COMBATE A VIOLÊNCIA NO EFEITO
Para combatermos a violência no efeito, de modo preventivo, como se fez até hoje, podemos agir, na minha compreensão, como se segue:
1-Fazer uma profunda reflexão em todo o mundo acerca da violência múltipla, na família, na escola, no trânsito, nos esportes, na ecologia, etc.
2-Instituir um dia universal de cada ano, para passar os nossos feitos negativos a limpo, refletir sobre os nossos defeitos, nossos erros, que quase sempre engendram violências; arrependermos de possuí-los e tomarmos atitudes sérias para emendarmos deles, combatê-los e erradicá-los, para o bem de nosso semelhante e da empatia da massa social a limpo. Poderia ser este dia, o dia da morte de Jesus Cristo, a maior autoridade entre os seres humanos a posicionar radicalmente contra a violência e a favor da paz; entretanto foi barbaramente vitimado pela injustiça e pela violência descomedida do ente humano.
3-Incluir nos currículos escolares e programas de ensino, proposta de conscientização acerca da origem e conseqüência da violência entre os seres humanos; estabelecendo atividades educativas, profiláticas, etc., para enfrentamento e erradicação desta.
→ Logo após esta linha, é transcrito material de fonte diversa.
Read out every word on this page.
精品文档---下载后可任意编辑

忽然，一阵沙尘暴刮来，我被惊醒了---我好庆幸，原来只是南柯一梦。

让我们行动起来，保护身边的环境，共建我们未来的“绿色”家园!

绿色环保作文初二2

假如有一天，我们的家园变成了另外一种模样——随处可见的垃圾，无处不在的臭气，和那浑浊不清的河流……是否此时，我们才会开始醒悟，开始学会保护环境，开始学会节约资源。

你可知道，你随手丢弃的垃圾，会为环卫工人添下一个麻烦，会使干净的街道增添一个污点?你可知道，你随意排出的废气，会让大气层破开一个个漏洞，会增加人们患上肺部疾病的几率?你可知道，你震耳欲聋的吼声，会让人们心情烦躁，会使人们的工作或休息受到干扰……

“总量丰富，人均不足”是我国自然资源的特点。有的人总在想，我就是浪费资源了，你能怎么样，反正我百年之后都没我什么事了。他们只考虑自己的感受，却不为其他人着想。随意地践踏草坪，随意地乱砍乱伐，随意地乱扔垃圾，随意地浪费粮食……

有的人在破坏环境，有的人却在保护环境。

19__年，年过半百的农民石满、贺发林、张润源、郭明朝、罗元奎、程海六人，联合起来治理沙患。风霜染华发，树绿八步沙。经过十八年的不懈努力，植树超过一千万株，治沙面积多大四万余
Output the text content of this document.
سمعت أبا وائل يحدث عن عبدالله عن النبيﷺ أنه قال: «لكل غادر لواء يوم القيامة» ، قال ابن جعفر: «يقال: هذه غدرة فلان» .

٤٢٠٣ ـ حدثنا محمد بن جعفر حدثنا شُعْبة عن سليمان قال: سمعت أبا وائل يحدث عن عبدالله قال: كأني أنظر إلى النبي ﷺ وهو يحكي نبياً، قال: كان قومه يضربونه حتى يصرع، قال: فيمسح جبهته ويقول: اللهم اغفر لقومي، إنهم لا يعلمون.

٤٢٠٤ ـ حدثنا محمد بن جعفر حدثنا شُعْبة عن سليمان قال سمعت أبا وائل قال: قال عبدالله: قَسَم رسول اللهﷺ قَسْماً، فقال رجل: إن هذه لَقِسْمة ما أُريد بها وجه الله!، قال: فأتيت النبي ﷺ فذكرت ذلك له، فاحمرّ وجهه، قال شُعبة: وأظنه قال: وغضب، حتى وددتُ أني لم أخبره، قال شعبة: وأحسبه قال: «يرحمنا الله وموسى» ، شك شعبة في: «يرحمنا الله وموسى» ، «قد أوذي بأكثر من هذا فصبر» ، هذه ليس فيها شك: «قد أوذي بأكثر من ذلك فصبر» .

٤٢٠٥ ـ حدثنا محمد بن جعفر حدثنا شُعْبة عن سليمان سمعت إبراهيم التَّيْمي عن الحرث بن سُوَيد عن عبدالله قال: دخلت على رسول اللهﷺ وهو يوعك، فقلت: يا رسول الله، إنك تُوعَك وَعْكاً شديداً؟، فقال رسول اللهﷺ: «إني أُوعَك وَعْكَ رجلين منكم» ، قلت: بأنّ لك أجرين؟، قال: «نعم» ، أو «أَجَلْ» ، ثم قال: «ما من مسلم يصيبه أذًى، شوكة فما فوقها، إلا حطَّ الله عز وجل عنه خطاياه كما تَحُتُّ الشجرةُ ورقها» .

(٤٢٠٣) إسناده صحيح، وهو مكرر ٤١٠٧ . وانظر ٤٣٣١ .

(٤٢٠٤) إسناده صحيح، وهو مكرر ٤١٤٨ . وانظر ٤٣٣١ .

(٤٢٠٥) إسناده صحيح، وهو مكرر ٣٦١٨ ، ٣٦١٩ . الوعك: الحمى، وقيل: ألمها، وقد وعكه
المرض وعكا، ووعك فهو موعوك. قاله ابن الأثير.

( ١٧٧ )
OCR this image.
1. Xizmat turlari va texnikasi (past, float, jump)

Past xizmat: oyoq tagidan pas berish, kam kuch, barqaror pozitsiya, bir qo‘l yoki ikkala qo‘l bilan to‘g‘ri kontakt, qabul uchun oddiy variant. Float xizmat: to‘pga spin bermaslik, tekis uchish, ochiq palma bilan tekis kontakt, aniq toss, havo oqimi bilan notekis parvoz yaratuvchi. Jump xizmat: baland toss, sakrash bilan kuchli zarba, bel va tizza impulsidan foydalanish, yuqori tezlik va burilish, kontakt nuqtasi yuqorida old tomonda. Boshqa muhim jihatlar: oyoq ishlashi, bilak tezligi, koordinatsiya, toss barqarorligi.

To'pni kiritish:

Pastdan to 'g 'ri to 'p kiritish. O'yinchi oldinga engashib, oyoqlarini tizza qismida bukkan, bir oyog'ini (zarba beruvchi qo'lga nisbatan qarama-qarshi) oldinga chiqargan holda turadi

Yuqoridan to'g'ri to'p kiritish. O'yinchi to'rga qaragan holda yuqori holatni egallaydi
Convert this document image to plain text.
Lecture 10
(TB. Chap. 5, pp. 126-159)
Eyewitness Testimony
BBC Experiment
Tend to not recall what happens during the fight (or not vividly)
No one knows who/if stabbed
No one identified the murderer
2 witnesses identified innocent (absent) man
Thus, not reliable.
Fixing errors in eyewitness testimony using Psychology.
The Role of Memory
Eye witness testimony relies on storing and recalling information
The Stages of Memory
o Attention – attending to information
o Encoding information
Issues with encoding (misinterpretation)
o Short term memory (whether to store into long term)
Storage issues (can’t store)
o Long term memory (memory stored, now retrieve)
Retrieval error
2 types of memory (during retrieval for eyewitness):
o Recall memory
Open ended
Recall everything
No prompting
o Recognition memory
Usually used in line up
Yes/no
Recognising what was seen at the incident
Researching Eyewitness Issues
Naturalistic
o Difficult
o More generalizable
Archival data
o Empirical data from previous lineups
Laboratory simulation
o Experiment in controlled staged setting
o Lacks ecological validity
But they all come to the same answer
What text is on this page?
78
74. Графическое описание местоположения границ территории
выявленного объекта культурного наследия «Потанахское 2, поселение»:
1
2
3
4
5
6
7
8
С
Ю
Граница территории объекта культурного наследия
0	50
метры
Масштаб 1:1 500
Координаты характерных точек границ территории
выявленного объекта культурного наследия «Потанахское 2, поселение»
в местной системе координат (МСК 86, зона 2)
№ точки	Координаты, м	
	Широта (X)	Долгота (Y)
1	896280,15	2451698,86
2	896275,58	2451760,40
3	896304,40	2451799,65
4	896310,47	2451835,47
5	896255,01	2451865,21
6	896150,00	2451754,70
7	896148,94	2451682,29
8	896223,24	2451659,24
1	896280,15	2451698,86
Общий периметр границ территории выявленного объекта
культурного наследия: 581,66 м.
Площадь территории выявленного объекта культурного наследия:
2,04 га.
4-Desenvolver ações integradas, no mundo inteiro, envolvendo a família, a escola, todos os segmentos sociais, as instituições sociais, etc., no sentido de encaminhar soluções de combate a todo tipo de violência.
5-Conscientizar a todos, através das escolas e dos veículos de comunicação, acerca de que a violência é algo que diz respeito a todos nós; porquanto é fruto e desmembramento das condições sociais, econômicas e da perversa política econômica do injusto regime capitalista, vigentes em nosso pais e no mundo
6-Conscientizar o estudantado a identificar através da observação, a presença da violência no cotidiano, na família, no trabalho, no trânsito, nos esportes, na escola, em todas camadas sociais, na ecologia, em pessoas escolarizadas da mais alta formação intelectual, etc. Identificando preliminarmente, através da observação da violência existente em si mesmos, devido a presença do ego em cada um de nós.
7-Levar o estudantado a se conscientizar de que a violência é altamente dissiminada pelos meios de comunicação de massa; de que é institucionalizada pelo sistema político ,pelo sistema econômico dominante, etc.; que, em conseqüência disto, a vida se torna mais difícil e complicada para todos nós; e de que a vida, enquanto valor divino, supremo, se torna cada vez mais desrespeitada e banalizada.
8-Ajudar o estudantado a se conscientizar de que os laços de amizades genuínas, de cooperação, de solidariedade, o espirito comunitário e o exercício de cidadania plena, estão desaparecendo do nicho ecológico do ente humano, por causa da hipertrofiação do ego, da violência generalizada e da banalização da vida.
9-Conscientizar o estudantado acerca da perda dos parâmetros éticos, morais e espirituais entre os entes sociais componentes da massa humana; e ajudar o alunado a desenvolver atitudes positivas no sentido de reconquistar tais valores, que foram perdidos.
E, Repreensivamente é a maneira com que se combateu a violência até hoje. O Sistema possui todo um aparato, revestido adequadamente, com a ideologia dominante, para a execução desta função. Sobre esta já se falou exaustivamente muitos autores, entre eles, por exemplo, os que citamos ao longo deste livro, Michel Foucalt; Ana M. Guimarães, Einstein e outros. Então, Não precisamos abordá-la novamente, pois foi o que fizemos ao longo de todo este trabalho investigar os seus próprios defeitos, através da técnica da auto-observação de si mesmo; para, em seguida, efetuar a eliminação destes, por meio da aplicação do primeiro fator de revolução da consciência, conforme está didaticamente demonstrado na Psicologia Revolucionária do Mestre Samael.